En théorie, les clients seront rassurés par l'emploi d'une technologie dite inviolable pour enregistrer chaque mégawatt produit à sa source. Si une entreprise affirme utiliser de l'énergie solaire, les clients seront en mesure de le vérifier, tout en bénéficiant d'informations plus détaillées sur leur consommation d'énergie.
« On peut amener l'information à une très petite granularité, jusqu'à l'heure », explique Thierry Mathieu, responsable du projet TEO. « Si vous n'êtes conscient de l'impact réel de votre énergie qu'une fois par mois, il est difficile de vraiment prendre le contrôle et de commencer à changer les choses. »
De la monnaie virtuelle au monde réel
La technologie utilisée par ENGIE provient de la startup française Ledger. L'activité principale de cette société est la création de stockage sécurisé pour Bitcoin et autres crypto-monnaies, mais elle s'est récemment étendue à la sécurité pour les appareils connectés à Internet, grâce à une nouvelle unité appelée Ledger Origin.
Le partenariat TEO-ENGIE a été la première étape de Ledger Origin dans ce nouveau domaine, avec un développement à partir de 2017. TEO et Ledger installent des dispositifs de suivi inviolables sur les sources d'énergie renouvelables d'ENGIE, y compris les éoliennes, afin que les données sur leur production d'énergie puissent être enregistrées sur une blockchain, le même type de base de données qui sous-tend Bitcoin.
ENGIE a installé des dizaines d'appareils Ledger sur ses équipements en France et au Brésil, et prévoit de déployerces équipements aux États-Unis d'ici début 2020. D'ici fin 2020, l'entreprise espère avoir connecté 1 000 sources d'énergie au système, et 100 000 d'ici 2023.
En plus d'essayer d'accroître la confiance dans les énergies renouvelables, ce projet est un test important pour la blockchain.
Depuis 2017, les partisans de la blockchain vantent le potentiel de la technologie pour améliorer la confiance et la transparence dans presque tout, des dossiers de santé au trading d'actions.
Jusqu'à présent, la blockchain n'a cependant pas tenu cette promesse.
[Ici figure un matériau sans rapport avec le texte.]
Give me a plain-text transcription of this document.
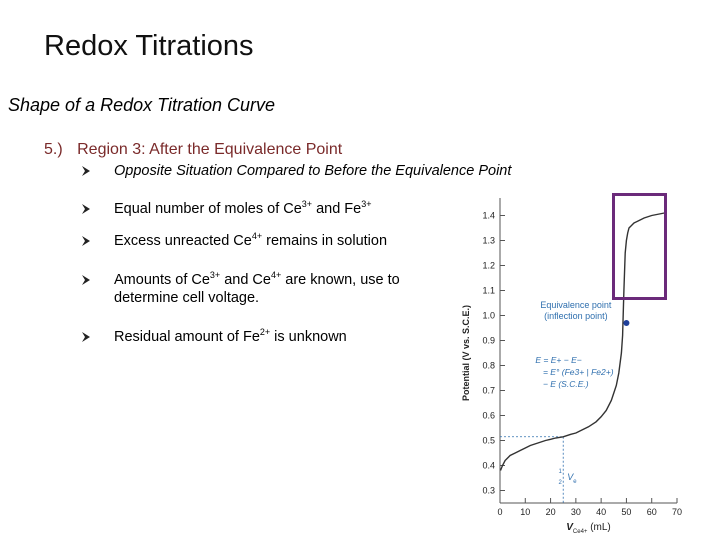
Redox Titrations
Shape of a Redox Titration Curve
5.) Region 3: After the Equivalence Point
Opposite Situation Compared to Before the Equivalence Point
Equal number of moles of $Ce^{3+}$ and $Fe^{3+}$
Excess unreacted $Ce^{4+}$ remains in solution
Amounts of $Ce^{3+}$ and $Ce^{4+}$ are known, use to determine cell voltage.
Residual amount of $Fe^{2+}$ is unknown
0.3
0.4
0.5
0.6
0.7
0.8
0.9
1.0
1.1
1.2
1.3
1.4
0 10 20 30 40 50 60 70
Potential (V vs. S.C.E.)
$V_{Ce4+}$ (mL)
Equivalence point
(inflection point)
1
2
V e
E = E+ − E−
= E° (Fe3+ | Fe2+)
− E (S.C.E.)
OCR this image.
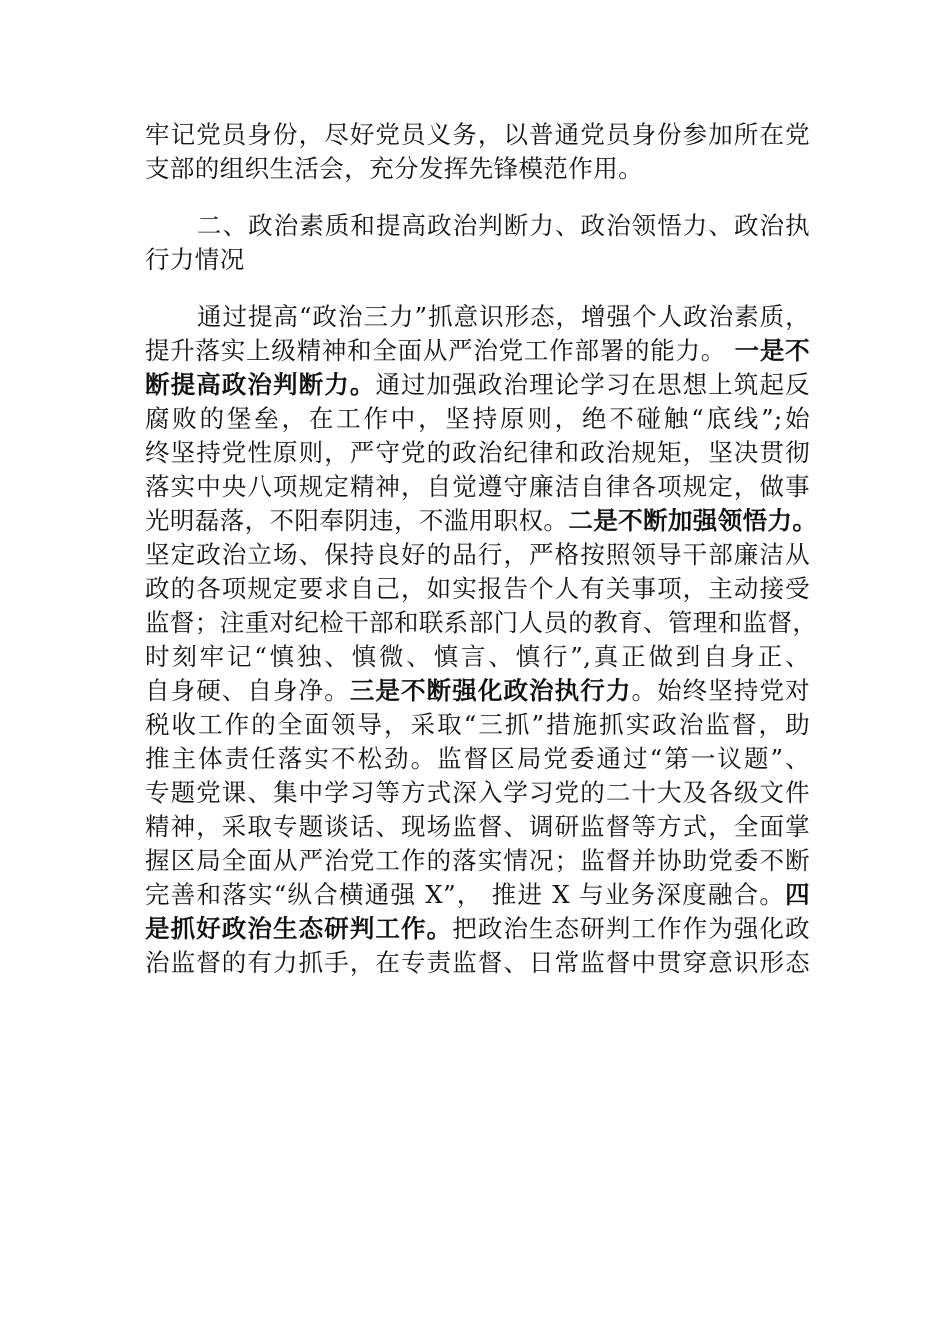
牢记党员身份，尽好党员义务，以普通党员身份参加所在党
支部的组织生活会，充分发挥先锋模范作用。
二、政治素质和提高政治判断力、政治领悟力、政治执
行力情况
通过提高“政治三力”抓意识形态，增强个人政治素质，
提升落实上级精神和全面从严治党工作部署的能力。 一是不
断提高政治判断力。通过加强政治理论学习在思想上筑起反
腐败的堡垒，在工作中，坚持原则，绝不碰触“底线”;始
终坚持党性原则，严守党的政治纪律和政治规矩，坚决贯彻
落实中央八项规定精神，自觉遵守廉洁自律各项规定，做事
光明磊落，不阳奉阴违，不滥用职权。二是不断加强领悟力。
坚定政治立场、保持良好的品行，严格按照领导干部廉洁从
政的各项规定要求自己，如实报告个人有关事项，主动接受
监督；注重对纪检干部和联系部门人员的教育、管理和监督，
时刻牢记“慎独、慎微、慎言、慎行”,真正做到自身正、
自身硬、自身净。三是不断强化政治执行力。始终坚持党对
税收工作的全面领导，采取“三抓”措施抓实政治监督，助
推主体责任落实不松劲。监督区局党委通过“第一议题”、
专题党课、集中学习等方式深入学习党的二十大及各级文件
精神，采取专题谈话、现场监督、调研监督等方式，全面掌
握区局全面从严治党工作的落实情况；监督并协助党委不断
完善和落实“纵合横通强 X”， 推进 X 与业务深度融合。四
是抓好政治生态研判工作。把政治生态研判工作作为强化政
治监督的有力抓手，在专责监督、日常监督中贯穿意识形态
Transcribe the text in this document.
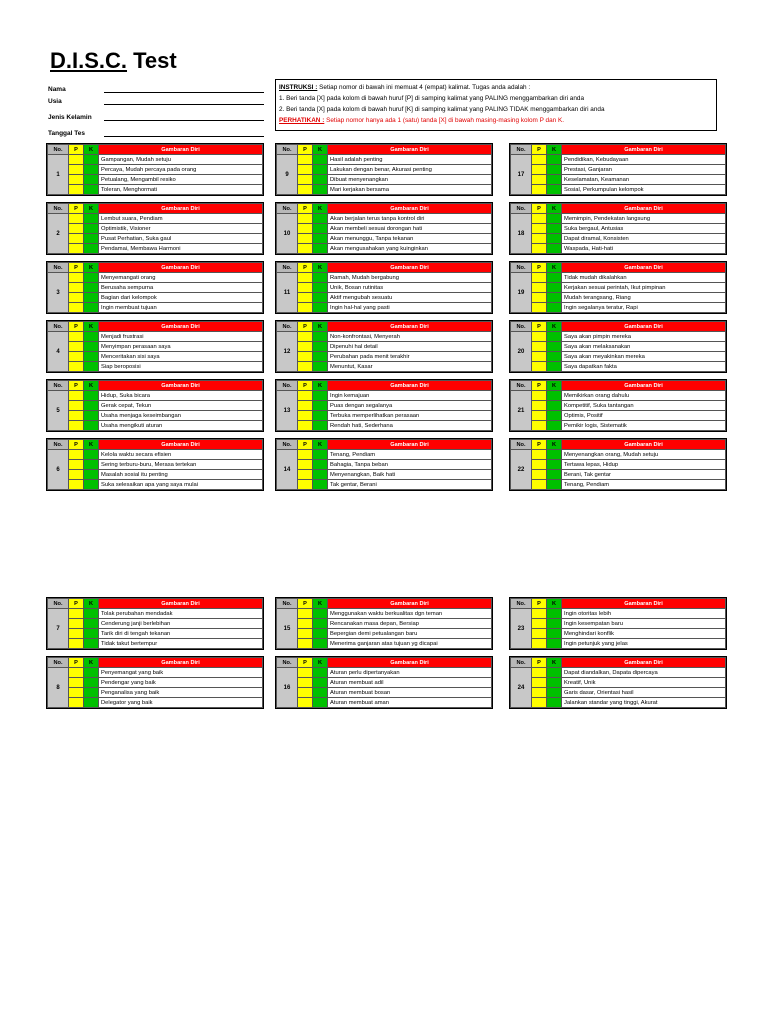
D.I.S.C. Test
Nama
Usia
Jenis Kelamin
Tanggal Tes
INSTRUKSI : Setiap nomor di bawah ini memuat 4 (empat) kalimat. Tugas anda adalah :
1. Beri tanda [X] pada kolom di bawah huruf [P] di samping kalimat yang PALING menggambarkan diri anda
2. Beri tanda [X] pada kolom di bawah huruf [K] di samping kalimat yang PALING TIDAK menggambarkan diri anda
PERHATIKAN : Setiap nomor hanya ada 1 (satu) tanda [X] di bawah masing-masing kolom P dan K.
No.	P	K	Gambaran Diri
1			Gampangan, Mudah setuju
			Percaya, Mudah percaya pada orang
			Petualang, Mengambil resiko
			Toleran, Menghormati
No.	P	K	Gambaran Diri
2			Lembut suara, Pendiam
			Optimistik, Visioner
			Pusat Perhatian, Suka gaul
			Pendamai, Membawa Harmoni
No.	P	K	Gambaran Diri
3			Menyemangati orang
			Berusaha sempurna
			Bagian dari kelompok
			Ingin membuat tujuan
No.	P	K	Gambaran Diri
4			Menjadi frustrasi
			Menyimpan perasaan saya
			Menceritakan sisi saya
			Siap beroposisi
No.	P	K	Gambaran Diri
5			Hidup, Suka bicara
			Gerak cepat, Tekun
			Usaha menjaga keseimbangan
			Usaha mengikuti aturan
No.	P	K	Gambaran Diri
6			Kelola waktu secara efisien
			Sering terburu-buru, Merasa tertekan
			Masalah sosial itu penting
			Suka selesaikan apa yang saya mulai
No.	P	K	Gambaran Diri
9			Hasil adalah penting
			Lakukan dengan benar, Akurasi penting
			Dibuat menyenangkan
			Mari kerjakan bersama
No.	P	K	Gambaran Diri
10			Akan berjalan terus tanpa kontrol diri
			Akan membeli sesuai dorongan hati
			Akan menunggu, Tanpa tekanan
			Akan mengusahakan yang kuinginkan
No.	P	K	Gambaran Diri
11			Ramah, Mudah bergabung
			Unik, Bosan rutinitas
			Aktif mengubah sesuatu
			Ingin hal-hal yang pasti
No.	P	K	Gambaran Diri
12			Non-konfrontasi, Menyerah
			Dipenuhi hal detail
			Perubahan pada menit terakhir
			Menuntut, Kasar
No.	P	K	Gambaran Diri
13			Ingin kemajuan
			Puas dengan segalanya
			Terbuka memperlihatkan perasaan
			Rendah hati, Sederhana
No.	P	K	Gambaran Diri
14			Tenang, Pendiam
			Bahagia, Tanpa beban
			Menyenangkan, Baik hati
			Tak gentar, Berani
No.	P	K	Gambaran Diri
17			Pendidikan, Kebudayaan
			Prestasi, Ganjaran
			Keselamatan, Keamanan
			Sosial, Perkumpulan kelompok
No.	P	K	Gambaran Diri
18			Memimpin, Pendekatan langsung
			Suka bergaul, Antusias
			Dapat diramal, Konsisten
			Waspada, Hati-hati
No.	P	K	Gambaran Diri
19			Tidak mudah dikalahkan
			Kerjakan sesuai perintah, Ikut pimpinan
			Mudah terangsang, Riang
			Ingin segalanya teratur, Rapi
No.	P	K	Gambaran Diri
20			Saya akan pimpin mereka
			Saya akan melaksanakan
			Saya akan meyakinkan mereka
			Saya dapatkan fakta
No.	P	K	Gambaran Diri
21			Memikirkan orang dahulu
			Kompetitif, Suka tantangan
			Optimis, Positif
			Pemikir logis, Sistematik
No.	P	K	Gambaran Diri
22			Menyenangkan orang, Mudah setuju
			Tertawa lepas, Hidup
			Berani, Tak gentar
			Tenang, Pendiam
No.	P	K	Gambaran Diri
7			Tolak perubahan mendadak
			Cenderung janji berlebihan
			Tarik diri di tengah tekanan
			Tidak takut bertempur
No.	P	K	Gambaran Diri
8			Penyemangat yang baik
			Pendengar yang baik
			Penganalisa yang baik
			Delegator yang baik
No.	P	K	Gambaran Diri
15			Menggunakan waktu berkualitas dgn teman
			Rencanakan masa depan, Bersiap
			Bepergian demi petualangan baru
			Menerima ganjaran atas tujuan yg dicapai
No.	P	K	Gambaran Diri
16			Aturan perlu dipertanyakan
			Aturan membuat adil
			Aturan membuat bosan
			Aturan membuat aman
No.	P	K	Gambaran Diri
23			Ingin otoritas lebih
			Ingin kesempatan baru
			Menghindari konflik
			Ingin petunjuk yang jelas
No.	P	K	Gambaran Diri
24			Dapat diandalkan, Dapata dipercaya
			Kreatif, Unik
			Garis dasar, Orientasi hasil
			Jalankan standar yang tinggi, Akurat
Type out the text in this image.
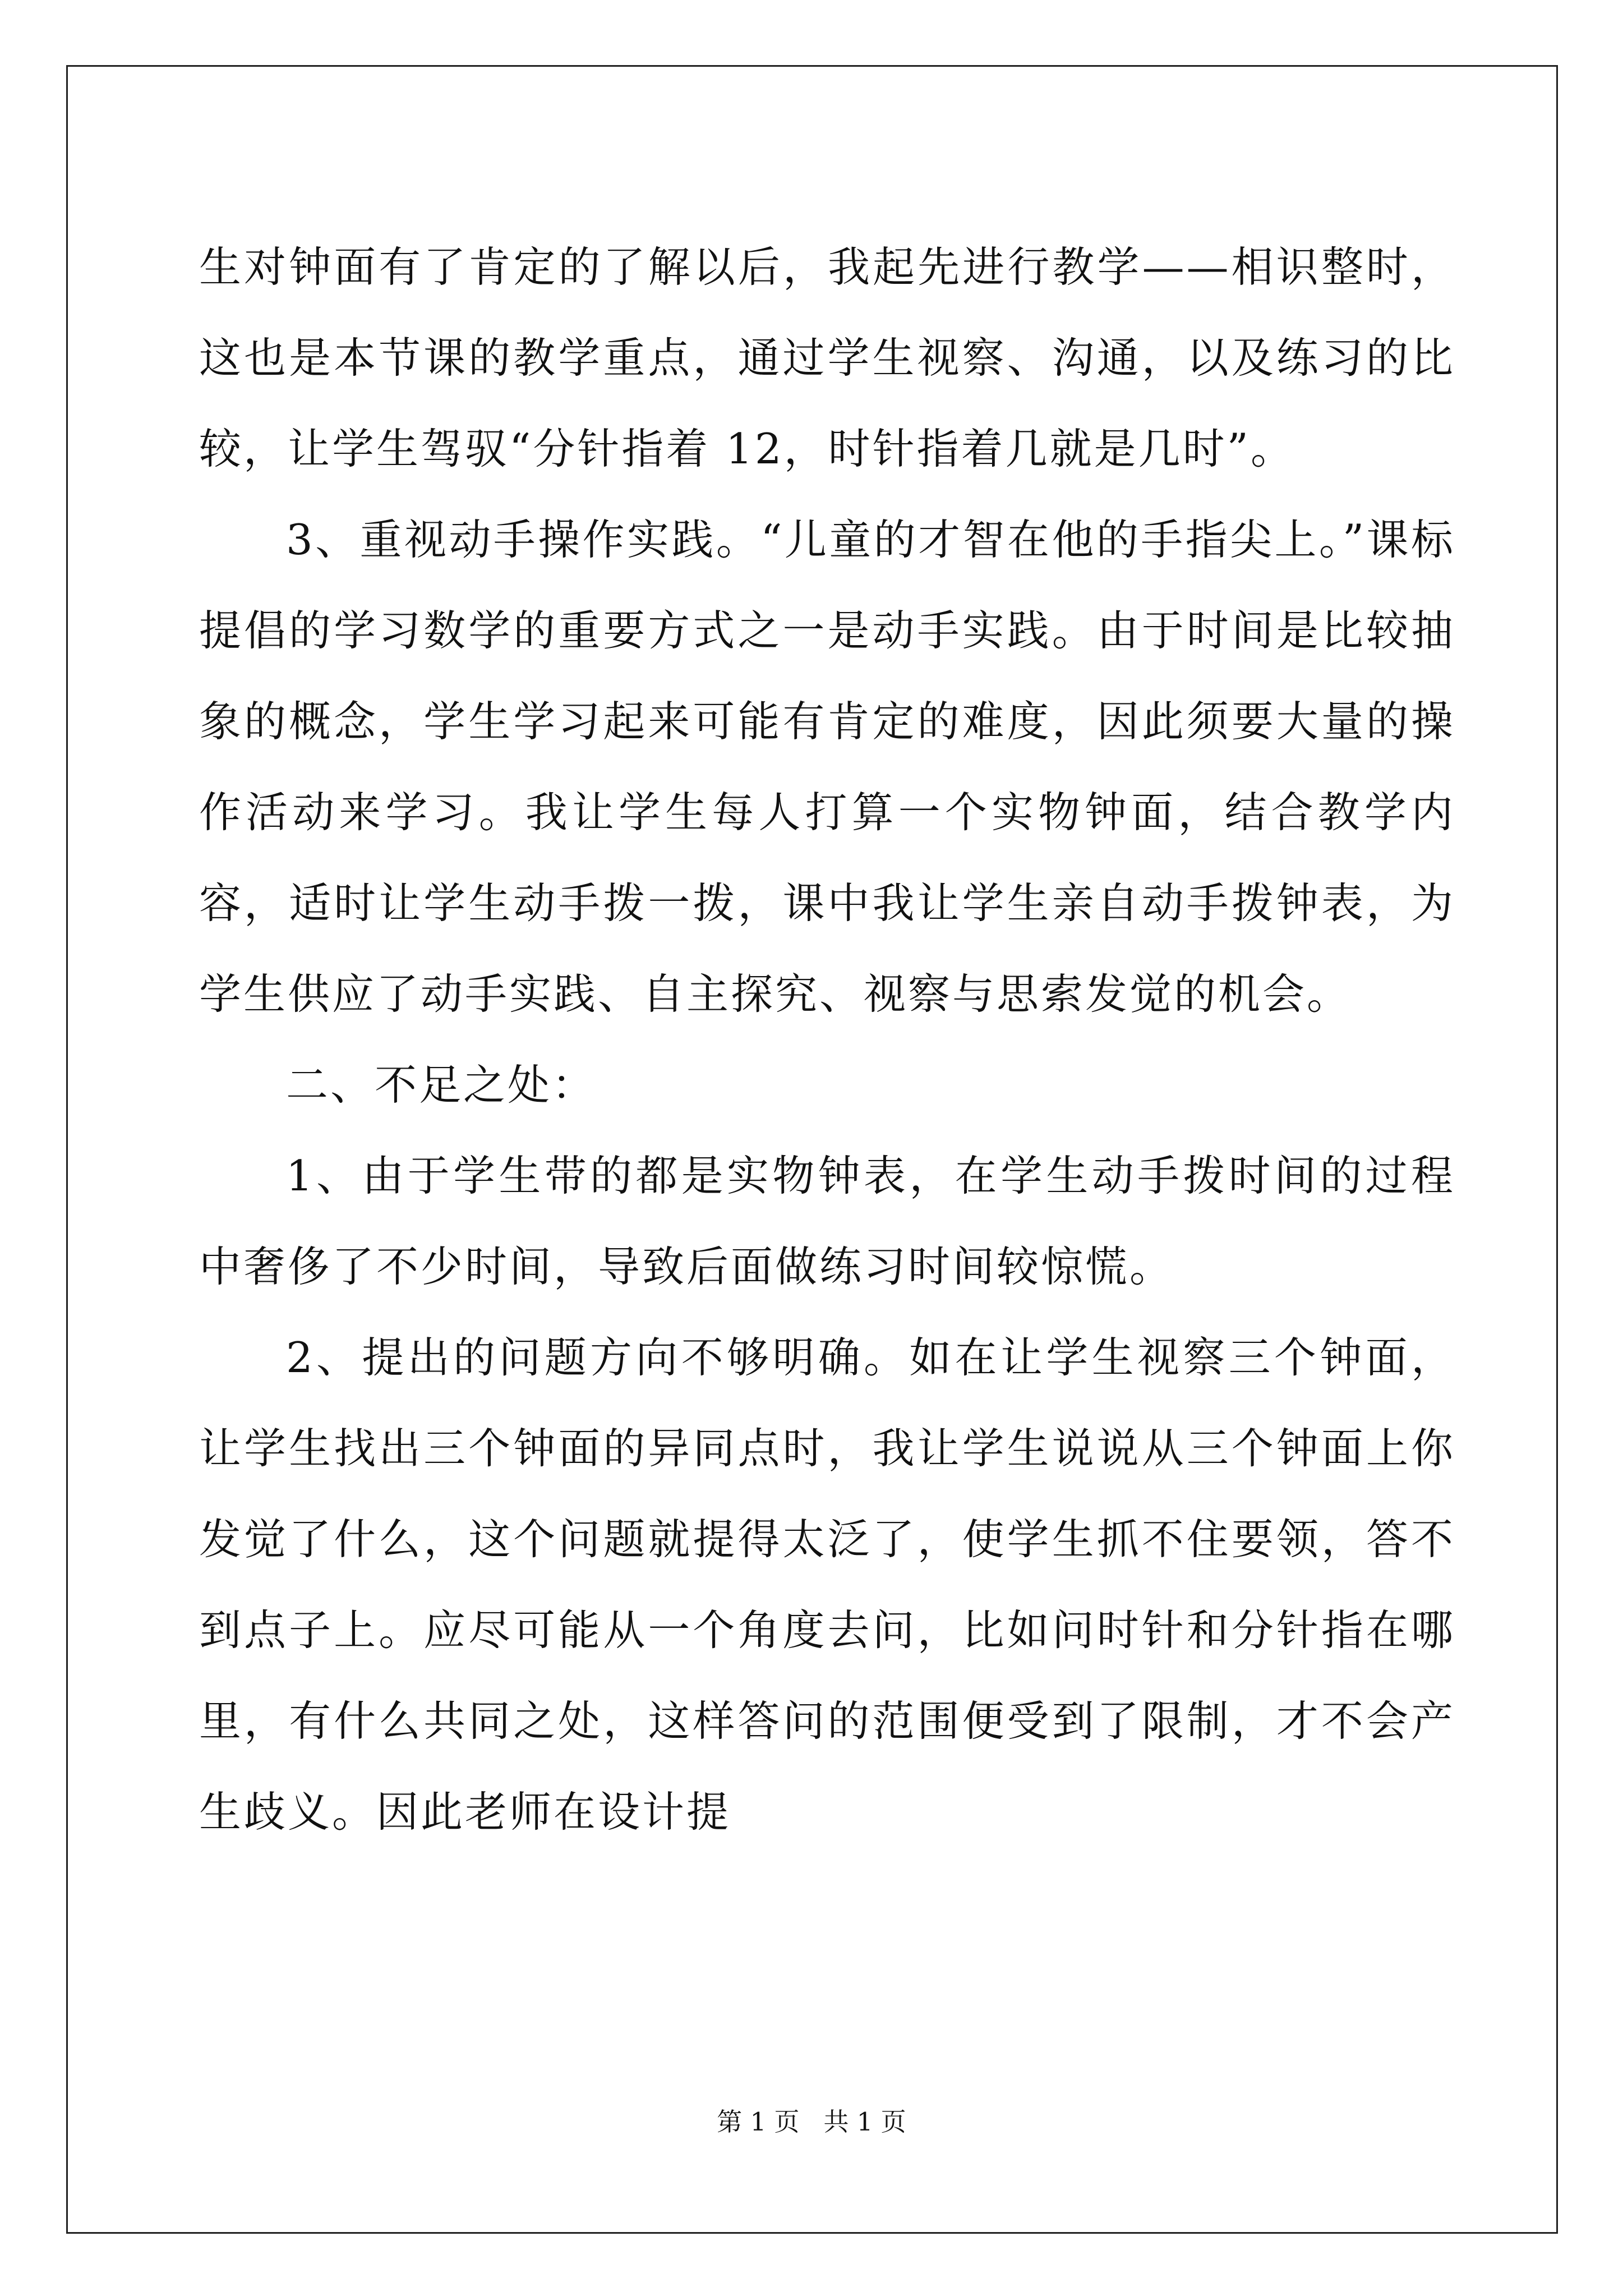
生对钟面有了肯定的了解以后，我起先进行教学——相识整时，这也是本节课的教学重点，通过学生视察、沟通，以及练习的比较，让学生驾驭“分针指着 12，时针指着几就是几时”。

3、重视动手操作实践。“儿童的才智在他的手指尖上。”课标提倡的学习数学的重要方式之一是动手实践。由于时间是比较抽象的概念，学生学习起来可能有肯定的难度，因此须要大量的操作活动来学习。我让学生每人打算一个实物钟面，结合教学内容，适时让学生动手拨一拨，课中我让学生亲自动手拨钟表，为学生供应了动手实践、自主探究、视察与思索发觉的机会。

二、不足之处：

1、由于学生带的都是实物钟表，在学生动手拨时间的过程中奢侈了不少时间，导致后面做练习时间较惊慌。

2、提出的问题方向不够明确。如在让学生视察三个钟面，让学生找出三个钟面的异同点时，我让学生说说从三个钟面上你发觉了什么，这个问题就提得太泛了，使学生抓不住要领，答不到点子上。应尽可能从一个角度去问，比如问时针和分针指在哪里，有什么共同之处，这样答问的范围便受到了限制，才不会产生歧义。因此老师在设计提

第 1 页   共 1 页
Un des problèmes clé est qu'il y a eu peu de tentatives pour protéger la fiabilité des données que la technologie enregistre. Ledger tente de résoudre ce problème en utilisant du matériel similaire à celui utilisé dans les systèmes de cartes de crédit. Le matériel, intégré à l'équipement de comptage existant, est censé empêcher la modification des données à la source. « Personne ne peut l'altérer », dit M. Gauthier. « Si vous touchez la puce, elle est effacée. »
Le matériel sécurisé de Ledger installé sur un dispositif de suivi de l'énergie.
Les données sont également cryptées là où elles sont recueillies avant d'être transmises pour le stockage, ce qui les empêche d'être modifiées par quiconque les intercepte. Ceci est étroitement lié à la technologie des portefeuilles de crypto-monnaie de Ledger, qui stockent des codes privés pour protéger l'accès à la monnaie numérique d'un utilisateur.
Ces données énergétiques sont ensuite transmises et enregistrées sur l'Energy Web Chain, une base de données blockchain open source déployée en 2019 et dirigée par le Rocky Mountain Institute (RMI), un groupe de réflexion sur l'énergie. Tokyo Electric (Tepco) et Centrica, un service public britannique, sont d'autres partisans de ce projet. Comme avec d'autres systèmes de blockchain, la participation de plusieurs partenaires dans l'Energy Web Chain vise à accroître la fiabilité des données qui y sont enregistrées.
Thierry Mathieu de TEO,estime que cette sécurité supplémentaire aidera ENGIE à vendre des énergies renouvelables. Bien que l'objectif à long terme soit de vendre aux consommateurs sur la valeur de l'énergie vérifiée blockchain, la première étape sera de cibler les grandes entreprises dotées de programmes de durabilité, comme Amazon ou Google.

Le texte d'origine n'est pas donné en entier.